Le Maire Roger Mbassa Ndine a inspecté ce jeudi 10 avril 2026 le chantier titanesque reliant Deido à Bonamoussadi. Entre prouesses techniques en zone marécageuse et fermeté face aux occupants illégaux, la Communauté Urbaine de Douala (CUD) passe à la vitesse supérieure.
Douala respire, l’image est saisissante : sur les berges du Wouri, là où l’eau défiait autrefois l’homme, une artère de bitume impose désormais sa structure. Le projet du corridor Deido-Maetur n’est plus un simple plan sur papier ; il devient une réalité physique. Ce jour, le premier magistrat de la ville, Roger Mbassa Ndine, est descendu sur le terrain pour s’assurer que les promesses de mobilité se transforment en goudron.

30 minutes de vie gagnées sur les bouchons
L’objectif de cette infrastructure de 1,5 km est clair : briser l’asphyxie routière qui paralyse les arrondissements de Douala 1er, 3ème et 5ème. Pour les usagers, le calcul est simple mais révolutionnaire. « Dans deux ans, les habitants auront une nouvelle route qui leur permettra de raccourcir le trajet jusqu’à Bonanjo de 30 minutes ou plus. C’est ça l’essentiel », a martelé le Maire avec conviction. Financé sur fonds propres par la CUD, le chantier avance à un rythme soutenu. Bonne nouvelle pour les impatients : le tronçon prioritaire entre le Rond-point Maetur et Denver sera livré d’ici deux mois.

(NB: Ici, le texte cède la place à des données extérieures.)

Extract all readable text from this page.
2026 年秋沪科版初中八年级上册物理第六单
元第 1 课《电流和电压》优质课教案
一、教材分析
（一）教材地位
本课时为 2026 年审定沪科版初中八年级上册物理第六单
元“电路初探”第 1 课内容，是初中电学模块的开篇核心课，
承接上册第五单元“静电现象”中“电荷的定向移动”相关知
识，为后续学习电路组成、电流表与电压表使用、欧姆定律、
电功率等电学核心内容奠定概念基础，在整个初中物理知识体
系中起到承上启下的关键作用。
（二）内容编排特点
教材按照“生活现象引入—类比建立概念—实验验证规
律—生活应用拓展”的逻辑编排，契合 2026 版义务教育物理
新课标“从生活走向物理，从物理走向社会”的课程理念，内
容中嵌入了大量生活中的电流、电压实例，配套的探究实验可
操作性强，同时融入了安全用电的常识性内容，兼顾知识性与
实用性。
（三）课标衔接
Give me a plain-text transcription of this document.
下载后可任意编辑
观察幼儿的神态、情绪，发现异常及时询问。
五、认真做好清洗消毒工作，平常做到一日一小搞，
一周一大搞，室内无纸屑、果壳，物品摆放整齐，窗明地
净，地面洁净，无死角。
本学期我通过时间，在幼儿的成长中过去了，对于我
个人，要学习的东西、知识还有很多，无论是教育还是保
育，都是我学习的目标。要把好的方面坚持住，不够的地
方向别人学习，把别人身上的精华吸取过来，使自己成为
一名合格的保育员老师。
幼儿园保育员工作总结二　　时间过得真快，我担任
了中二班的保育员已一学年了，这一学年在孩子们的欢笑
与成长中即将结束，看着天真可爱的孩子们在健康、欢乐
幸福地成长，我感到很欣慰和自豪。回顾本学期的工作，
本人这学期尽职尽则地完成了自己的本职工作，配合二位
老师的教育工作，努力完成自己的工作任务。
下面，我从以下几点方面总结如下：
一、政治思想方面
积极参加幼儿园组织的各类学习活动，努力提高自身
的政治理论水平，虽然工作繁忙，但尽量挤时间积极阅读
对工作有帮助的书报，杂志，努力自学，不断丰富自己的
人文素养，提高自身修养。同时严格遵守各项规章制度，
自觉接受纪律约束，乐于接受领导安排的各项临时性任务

Occupation illégale : « L’État récupère son bien »
Si le Maire s’est montré satisfait de l’avancée technique, son ton s’est durci à l’évocation des emprises de la route. Le message est sans ambiguïté pour ceux qui ont bâti sur les 50 mètres de zone réservée : la récréation est terminée. Pour les hors-la-loi : Expulsion immédiate et sans indemnisation. Pour les expropriés légitimes : Les fonds sont mobilisés. L’État paiera ce qu’il doit, mais la route ne s’arrêtera pas.

Un défi d’ingénierie face au Wouri
Construire sur ce sol « hydromorphe », où la nappe phréatique affleure à moins de 80 cm, est un véritable tour de force. « Le sol vibre au moindre pas », confie Alfred Bayiga Ba Momasso, ingénieur des travaux. Pour dompter cette instabilité, les équipes utilisent des remblais de substitution massifs en sable du Wouri et en pouzzolane. Aujourd’hui, les résultats sont là : 500 mètres de caniveaux sont déjà posés et la montée en puissance de l’entreprise CFHEC est désormais une réalité visible.

Le projet en chiffres clés :
Distance : 1,5 km de corridor moderne.
Emprise : 50 mètres de large.
Impact : Plus de 30 minutes d’économie sur le trajet vers le centre administratif.
Horizon : Livraison totale en 2027.
Avec ce nouveau corridor, Douala ne se contente pas de tracer une route ; elle dessine le futur d’une métropole fluide, où la proximité avec le fleuve n’est plus un obstacle, mais un atout majeur de développement.